Essa decisão reverte, em parte, a tarifa de 100% imposta aos veículos elétricos chineses em 2024, uma medida promulgada por insistência do governo Biden. O novo acordo também inclui um compromisso da China de fazer um investimento considerável no setor automotivo do Canadá nos próximos três anos. Em troca da redução tarifária sobre veículos elétricos, a China reduzirá as tarifas sobre produtos de canola canadenses.
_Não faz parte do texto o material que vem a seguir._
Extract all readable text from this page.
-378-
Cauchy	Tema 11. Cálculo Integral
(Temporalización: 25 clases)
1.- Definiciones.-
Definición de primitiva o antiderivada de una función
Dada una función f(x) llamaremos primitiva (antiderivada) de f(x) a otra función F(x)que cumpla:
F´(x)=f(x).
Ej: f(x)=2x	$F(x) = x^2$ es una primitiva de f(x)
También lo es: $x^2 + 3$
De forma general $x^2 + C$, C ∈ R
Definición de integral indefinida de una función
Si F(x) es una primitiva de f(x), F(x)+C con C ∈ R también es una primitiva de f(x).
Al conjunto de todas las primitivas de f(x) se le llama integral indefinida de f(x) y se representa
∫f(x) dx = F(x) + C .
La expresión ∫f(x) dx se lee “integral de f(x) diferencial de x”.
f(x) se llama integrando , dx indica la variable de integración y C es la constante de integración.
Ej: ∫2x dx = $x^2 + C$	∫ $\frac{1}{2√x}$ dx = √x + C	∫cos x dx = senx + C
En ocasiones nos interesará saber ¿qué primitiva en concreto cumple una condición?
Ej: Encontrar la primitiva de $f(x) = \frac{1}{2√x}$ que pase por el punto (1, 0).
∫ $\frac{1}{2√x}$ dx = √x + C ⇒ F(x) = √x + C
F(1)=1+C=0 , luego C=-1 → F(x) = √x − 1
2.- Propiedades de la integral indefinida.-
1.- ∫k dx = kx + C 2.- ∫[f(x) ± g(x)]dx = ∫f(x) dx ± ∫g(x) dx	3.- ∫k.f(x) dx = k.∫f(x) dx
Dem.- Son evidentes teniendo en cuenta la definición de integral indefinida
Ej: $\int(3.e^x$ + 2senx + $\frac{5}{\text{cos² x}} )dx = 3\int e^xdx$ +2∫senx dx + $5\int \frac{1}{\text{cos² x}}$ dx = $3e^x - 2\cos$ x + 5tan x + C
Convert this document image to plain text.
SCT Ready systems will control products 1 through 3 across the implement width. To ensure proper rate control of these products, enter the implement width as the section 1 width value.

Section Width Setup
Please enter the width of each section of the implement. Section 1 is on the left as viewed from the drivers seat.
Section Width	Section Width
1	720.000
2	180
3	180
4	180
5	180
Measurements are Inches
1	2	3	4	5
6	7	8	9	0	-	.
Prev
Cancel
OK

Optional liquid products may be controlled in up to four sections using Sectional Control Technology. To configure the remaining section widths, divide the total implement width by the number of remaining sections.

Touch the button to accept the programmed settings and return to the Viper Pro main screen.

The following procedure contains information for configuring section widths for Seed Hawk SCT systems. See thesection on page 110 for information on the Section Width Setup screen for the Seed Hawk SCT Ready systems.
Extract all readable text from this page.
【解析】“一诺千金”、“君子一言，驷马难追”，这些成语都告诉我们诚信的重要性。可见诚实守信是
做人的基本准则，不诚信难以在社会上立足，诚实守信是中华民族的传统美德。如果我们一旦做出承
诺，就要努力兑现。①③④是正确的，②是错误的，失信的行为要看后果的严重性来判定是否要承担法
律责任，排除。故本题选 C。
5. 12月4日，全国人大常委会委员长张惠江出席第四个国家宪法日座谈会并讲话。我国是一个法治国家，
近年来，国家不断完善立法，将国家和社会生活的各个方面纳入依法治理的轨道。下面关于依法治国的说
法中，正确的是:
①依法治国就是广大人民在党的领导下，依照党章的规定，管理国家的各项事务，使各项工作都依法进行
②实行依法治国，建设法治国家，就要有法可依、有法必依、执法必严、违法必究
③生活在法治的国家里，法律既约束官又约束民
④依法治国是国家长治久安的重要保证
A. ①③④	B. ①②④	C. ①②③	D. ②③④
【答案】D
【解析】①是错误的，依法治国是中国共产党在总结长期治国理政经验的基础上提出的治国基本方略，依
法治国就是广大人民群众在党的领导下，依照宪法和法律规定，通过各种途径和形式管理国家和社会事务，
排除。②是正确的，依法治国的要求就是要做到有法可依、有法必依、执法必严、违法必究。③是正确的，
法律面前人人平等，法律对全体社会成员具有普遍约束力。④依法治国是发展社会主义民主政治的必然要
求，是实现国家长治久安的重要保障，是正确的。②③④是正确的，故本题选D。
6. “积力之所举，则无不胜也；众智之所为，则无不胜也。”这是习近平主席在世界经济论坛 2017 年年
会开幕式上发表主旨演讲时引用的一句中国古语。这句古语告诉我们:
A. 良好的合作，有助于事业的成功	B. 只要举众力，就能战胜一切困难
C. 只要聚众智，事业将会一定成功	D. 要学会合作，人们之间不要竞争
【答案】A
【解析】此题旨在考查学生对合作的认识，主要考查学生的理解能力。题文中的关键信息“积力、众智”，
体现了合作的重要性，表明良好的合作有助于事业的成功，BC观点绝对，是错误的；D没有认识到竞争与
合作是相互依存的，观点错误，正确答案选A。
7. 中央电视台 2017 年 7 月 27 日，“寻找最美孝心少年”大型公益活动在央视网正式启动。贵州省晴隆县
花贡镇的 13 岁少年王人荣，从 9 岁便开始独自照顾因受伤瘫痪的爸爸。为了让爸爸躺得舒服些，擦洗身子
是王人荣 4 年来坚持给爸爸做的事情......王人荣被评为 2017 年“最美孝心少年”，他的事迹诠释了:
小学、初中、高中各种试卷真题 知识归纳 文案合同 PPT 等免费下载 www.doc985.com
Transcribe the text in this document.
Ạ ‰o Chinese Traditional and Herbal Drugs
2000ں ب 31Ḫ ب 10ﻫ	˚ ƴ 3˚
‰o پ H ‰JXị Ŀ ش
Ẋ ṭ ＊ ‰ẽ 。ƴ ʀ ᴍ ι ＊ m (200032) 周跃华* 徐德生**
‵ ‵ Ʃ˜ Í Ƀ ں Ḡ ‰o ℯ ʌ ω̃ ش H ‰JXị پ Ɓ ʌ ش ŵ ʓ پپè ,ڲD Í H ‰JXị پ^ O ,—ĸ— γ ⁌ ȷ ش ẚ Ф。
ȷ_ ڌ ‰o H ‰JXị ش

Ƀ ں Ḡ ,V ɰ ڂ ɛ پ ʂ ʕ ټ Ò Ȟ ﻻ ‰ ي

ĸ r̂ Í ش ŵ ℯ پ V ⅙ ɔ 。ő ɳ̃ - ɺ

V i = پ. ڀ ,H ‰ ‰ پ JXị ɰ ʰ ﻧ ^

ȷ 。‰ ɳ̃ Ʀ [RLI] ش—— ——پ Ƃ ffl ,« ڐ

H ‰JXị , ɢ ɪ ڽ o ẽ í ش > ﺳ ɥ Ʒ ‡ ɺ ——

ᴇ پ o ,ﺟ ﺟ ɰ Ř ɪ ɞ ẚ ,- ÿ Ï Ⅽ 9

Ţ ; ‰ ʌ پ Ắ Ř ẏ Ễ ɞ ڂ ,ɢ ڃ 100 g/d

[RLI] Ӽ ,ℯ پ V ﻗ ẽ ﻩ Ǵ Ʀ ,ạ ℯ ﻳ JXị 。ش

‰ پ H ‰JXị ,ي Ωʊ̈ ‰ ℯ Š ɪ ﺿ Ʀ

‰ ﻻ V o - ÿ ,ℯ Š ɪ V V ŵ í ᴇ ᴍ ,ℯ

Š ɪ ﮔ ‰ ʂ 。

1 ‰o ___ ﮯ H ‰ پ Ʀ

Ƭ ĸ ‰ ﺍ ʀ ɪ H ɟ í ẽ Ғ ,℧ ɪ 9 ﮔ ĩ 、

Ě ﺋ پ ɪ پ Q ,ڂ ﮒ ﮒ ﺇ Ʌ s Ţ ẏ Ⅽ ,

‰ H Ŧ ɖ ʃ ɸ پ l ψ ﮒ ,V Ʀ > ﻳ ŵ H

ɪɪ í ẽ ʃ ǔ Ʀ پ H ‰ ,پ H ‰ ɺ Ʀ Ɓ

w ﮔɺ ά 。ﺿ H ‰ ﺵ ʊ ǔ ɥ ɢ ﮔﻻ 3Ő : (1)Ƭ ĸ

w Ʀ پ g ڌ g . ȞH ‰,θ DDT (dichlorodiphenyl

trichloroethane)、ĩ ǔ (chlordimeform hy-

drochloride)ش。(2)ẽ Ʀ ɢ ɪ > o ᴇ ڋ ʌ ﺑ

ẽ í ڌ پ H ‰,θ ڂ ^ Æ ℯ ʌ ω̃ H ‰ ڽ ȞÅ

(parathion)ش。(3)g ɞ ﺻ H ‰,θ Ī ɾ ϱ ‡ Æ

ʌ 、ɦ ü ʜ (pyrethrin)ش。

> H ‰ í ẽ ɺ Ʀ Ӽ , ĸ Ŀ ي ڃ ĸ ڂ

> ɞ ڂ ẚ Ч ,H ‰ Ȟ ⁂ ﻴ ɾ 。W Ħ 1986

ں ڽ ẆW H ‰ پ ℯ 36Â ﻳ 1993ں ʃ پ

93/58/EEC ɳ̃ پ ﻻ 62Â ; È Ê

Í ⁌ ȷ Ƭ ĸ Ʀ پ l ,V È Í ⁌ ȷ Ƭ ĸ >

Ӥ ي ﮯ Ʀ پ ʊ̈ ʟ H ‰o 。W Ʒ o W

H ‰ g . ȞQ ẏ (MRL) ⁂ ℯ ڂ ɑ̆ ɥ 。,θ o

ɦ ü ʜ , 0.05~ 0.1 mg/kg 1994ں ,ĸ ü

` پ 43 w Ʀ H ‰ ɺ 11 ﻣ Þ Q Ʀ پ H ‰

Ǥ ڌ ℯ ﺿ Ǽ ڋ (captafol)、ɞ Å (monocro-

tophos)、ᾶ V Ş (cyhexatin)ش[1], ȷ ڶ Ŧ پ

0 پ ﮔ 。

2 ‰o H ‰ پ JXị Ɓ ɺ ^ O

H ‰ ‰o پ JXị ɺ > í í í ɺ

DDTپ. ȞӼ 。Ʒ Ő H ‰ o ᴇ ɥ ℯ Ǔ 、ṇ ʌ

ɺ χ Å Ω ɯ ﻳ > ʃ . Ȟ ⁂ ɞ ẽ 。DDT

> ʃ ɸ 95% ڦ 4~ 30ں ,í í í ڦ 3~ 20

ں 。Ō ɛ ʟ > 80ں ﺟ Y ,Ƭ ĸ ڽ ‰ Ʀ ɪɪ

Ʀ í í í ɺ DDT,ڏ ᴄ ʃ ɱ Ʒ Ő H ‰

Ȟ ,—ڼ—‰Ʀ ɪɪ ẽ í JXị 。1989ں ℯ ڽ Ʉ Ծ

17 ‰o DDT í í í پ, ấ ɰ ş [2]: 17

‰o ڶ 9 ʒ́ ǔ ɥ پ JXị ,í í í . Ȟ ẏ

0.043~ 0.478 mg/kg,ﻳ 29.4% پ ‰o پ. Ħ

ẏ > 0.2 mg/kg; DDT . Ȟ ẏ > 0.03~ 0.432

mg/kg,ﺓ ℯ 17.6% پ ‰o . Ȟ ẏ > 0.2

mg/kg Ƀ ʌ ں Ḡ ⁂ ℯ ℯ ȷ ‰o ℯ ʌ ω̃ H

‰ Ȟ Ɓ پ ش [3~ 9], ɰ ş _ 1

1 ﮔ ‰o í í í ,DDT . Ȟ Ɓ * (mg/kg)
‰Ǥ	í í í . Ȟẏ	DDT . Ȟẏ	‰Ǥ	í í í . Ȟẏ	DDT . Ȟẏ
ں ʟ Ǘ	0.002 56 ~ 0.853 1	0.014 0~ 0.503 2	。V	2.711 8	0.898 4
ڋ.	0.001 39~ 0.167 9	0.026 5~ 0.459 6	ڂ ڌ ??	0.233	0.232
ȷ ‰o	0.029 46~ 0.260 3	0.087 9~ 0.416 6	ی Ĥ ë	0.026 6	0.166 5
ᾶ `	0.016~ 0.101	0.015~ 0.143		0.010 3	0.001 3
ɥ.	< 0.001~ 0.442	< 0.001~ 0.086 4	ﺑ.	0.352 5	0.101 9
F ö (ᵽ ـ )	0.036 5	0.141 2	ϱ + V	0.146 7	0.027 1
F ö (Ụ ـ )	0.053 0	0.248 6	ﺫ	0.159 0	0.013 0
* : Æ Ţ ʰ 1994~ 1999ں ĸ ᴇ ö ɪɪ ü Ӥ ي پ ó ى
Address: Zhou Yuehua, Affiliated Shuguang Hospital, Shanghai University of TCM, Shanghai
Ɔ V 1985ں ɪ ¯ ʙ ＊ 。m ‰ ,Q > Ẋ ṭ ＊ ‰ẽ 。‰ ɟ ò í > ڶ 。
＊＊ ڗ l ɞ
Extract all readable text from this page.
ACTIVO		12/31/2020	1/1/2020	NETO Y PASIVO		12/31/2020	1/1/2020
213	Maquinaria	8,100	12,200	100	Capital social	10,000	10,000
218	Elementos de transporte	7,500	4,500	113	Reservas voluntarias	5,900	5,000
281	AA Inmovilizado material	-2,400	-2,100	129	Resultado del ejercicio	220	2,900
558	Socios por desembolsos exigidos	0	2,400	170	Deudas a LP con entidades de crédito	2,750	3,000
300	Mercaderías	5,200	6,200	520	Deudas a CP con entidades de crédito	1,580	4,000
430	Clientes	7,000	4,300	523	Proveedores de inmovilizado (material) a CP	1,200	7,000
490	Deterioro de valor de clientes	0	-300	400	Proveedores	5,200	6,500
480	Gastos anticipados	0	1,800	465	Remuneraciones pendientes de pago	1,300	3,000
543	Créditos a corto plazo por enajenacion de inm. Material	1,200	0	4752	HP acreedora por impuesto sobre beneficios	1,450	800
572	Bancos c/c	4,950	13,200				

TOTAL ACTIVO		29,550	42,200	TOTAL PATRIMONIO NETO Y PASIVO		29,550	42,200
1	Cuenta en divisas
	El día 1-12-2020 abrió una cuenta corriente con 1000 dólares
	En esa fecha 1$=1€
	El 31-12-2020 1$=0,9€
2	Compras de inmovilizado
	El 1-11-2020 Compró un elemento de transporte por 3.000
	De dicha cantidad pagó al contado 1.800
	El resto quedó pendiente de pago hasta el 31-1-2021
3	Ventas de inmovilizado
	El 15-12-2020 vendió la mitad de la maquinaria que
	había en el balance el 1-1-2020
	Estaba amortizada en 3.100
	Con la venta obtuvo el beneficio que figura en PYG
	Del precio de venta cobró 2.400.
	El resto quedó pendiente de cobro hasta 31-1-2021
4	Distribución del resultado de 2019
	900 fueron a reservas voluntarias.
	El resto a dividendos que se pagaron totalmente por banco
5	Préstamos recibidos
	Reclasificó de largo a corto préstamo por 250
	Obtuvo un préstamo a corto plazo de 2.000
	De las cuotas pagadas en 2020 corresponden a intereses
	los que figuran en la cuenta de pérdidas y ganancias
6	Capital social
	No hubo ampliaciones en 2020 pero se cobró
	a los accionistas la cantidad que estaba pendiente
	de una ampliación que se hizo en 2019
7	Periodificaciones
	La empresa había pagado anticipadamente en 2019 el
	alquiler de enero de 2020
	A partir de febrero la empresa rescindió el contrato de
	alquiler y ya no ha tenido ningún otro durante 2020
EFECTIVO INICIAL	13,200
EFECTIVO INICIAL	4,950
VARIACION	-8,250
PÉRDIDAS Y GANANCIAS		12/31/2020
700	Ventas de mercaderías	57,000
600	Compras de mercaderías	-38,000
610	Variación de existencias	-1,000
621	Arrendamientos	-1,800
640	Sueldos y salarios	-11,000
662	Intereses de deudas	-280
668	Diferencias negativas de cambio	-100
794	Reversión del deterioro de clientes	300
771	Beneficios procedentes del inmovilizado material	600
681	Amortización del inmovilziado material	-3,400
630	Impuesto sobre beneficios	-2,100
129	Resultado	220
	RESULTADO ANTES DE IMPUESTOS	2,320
Embora o impacto inicial de permitir a entrada de 49.000 veículos no mercado canadense seja relativamente modesto, a medida sinaliza uma mudança estratégica do Canadá para diversificar seus parceiros comerciais e diminuir sua dependência econômica dos Estados Unidos. O pano de fundo para essa decisão inclui tarifas impostas pelo ex-presidente dos EUA, Donald J. Trump, sobre as principais exportações canadenses, como madeira, aço e automóveis, bem como ameaças percebidas à soberania canadense.
A indústria automotiva canadense tem navegado por um cenário complexo de relações comerciais em evolução e avanços tecnológicos. O influxo de veículos elétricos chineses, mesmo sob uma cota limitada, pode intensificar a concorrência dentro do mercado canadense, impactando potencialmente os fabricantes nacionais e os players internacionais estabelecidos. O investimento chinês prometido no setor automotivo do Canadá pode impulsionar empresas ou regiões específicas, mas os detalhes desses investimentos ainda não foram divulgados.
As implicações de longo prazo dessa mudança de política são incertas. O sucesso deste acordo dependerá dos termos específicos do investimento da China no setor automotivo canadense e do clima geopolítico mais amplo. A medida pode abrir caminho para laços econômicos mais estreitos entre o Canadá e a China, mas também corre o risco de prejudicar as relações com os Estados Unidos, principalmente se as tensões comerciais entre os EUA e a China continuarem a aumentar.